Yendo Jesús camino de Jerusalén, pasaba entre Samaria y Galilea. Cuando iba a entrar en un pueblo, vinieron a su encuentro diez leprosos.

¿Qué otra cosa son esos diez leprosos sino la totalidad de los pecadores? Al venir Cristo, psíquicamente todos los hombres eran leprosos; corporalmente no todos lo eran. Es verdad que la lepra del alma es mucho peor que la del cuerpo. Pero veamos lo que sigue: Se pararon a lo lejos y a gritos le decían: Jesús, maestro, ten compasión de nosotros.

A lo lejos se pararon, porque en aquellas condiciones no osaban acercarse. Igual nos pasa a nosotros: nos mantenemos a distancia cuando nos obstinamos en el pecado. Para sanar, para ser curados de la lepra de nuestros pecados, gritemos a voz en cuello y digamos: Jesús, maestro, ten compasión de nosotros. Pero gritemos no con la boca, sino con el corazón. El grito del corazón es más agudo. El clamor del corazón penetra los cielos y se eleva más sublime ante el trono de Dios. Al verlos, les dijo Jesús: Id a presentaros a los sacerdotes. En Dios, mirar es compadecerse. Los vio e inmediatamente se compadeció de ellos, y les mandó presentarse a los sacerdotes, no para que los sacerdotes los limpiaran, sino para que los declararan limpios.

Y mientras iban de camino, quedaron limpios. Escuchen esto los pecadores y examinen con diligencia su significado. Al Señor le es fácil perdonar pecados. En efecto, muchas veces al pecador le son perdonadas las deudas, antes de presentarse al sacerdote. Arrepentimiento y perdón coinciden en un mismo e idéntico momento. En cualquier momento que el pecador se convirtiere, ciertamente vivirá y no morirá. Pero considere bien cómo ha de convertirse. Que escuche lo que dice el Señor: Convertíos a mí de todo corazón con ayuno, con llanto, con luto.

Rasgad los corazones y no las vestiduras. Que quien se convierte, conviértase interiormente, de corazón, pues Dios no desprecia un corazón quebrantado y humillado.

Uno de ellos, viendo que estaba curado, se volvió alabando a Dios a grandes gritos, y se echó por tierra a los pies de Jesús, dándole gracias. Éste era un samaritano. En este uno están representados aquellos que, después de haber sido purificados en las aguas bautismales o han sido curados a través de la penitencia, no siguen ya al diablo, sino que imitan a Cristo, lo siguen, le alaban, lo adoran, le dan gracias y no se apartan de su servicio.
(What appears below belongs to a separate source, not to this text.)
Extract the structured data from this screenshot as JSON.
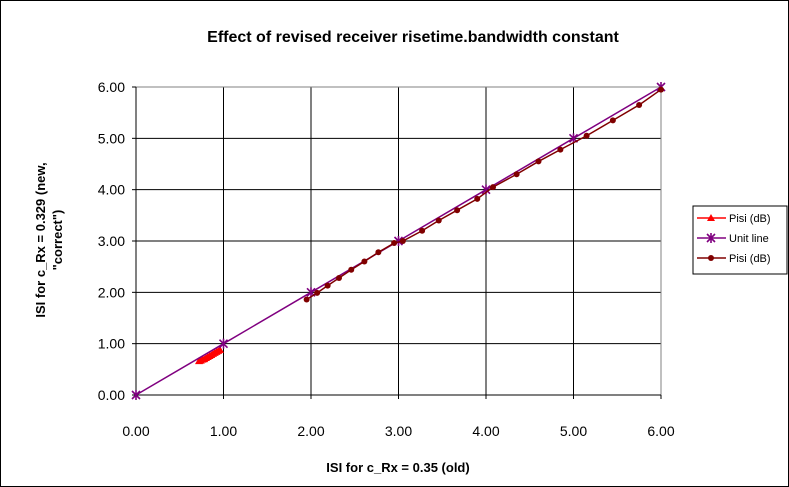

Y Jesús le dijo: levántate, vete: tu fe te ha salvado. Grande es, en efecto, el poder de la fe, sin la cual —como dice el Apóstol— es imposible agradar a Dios. Abrahán creyó a Dios, y eso le valió la justificación. Luego la fe es la que salva, la fe es la que justifica, la fe es la que sana al hombre interior y exteriormente.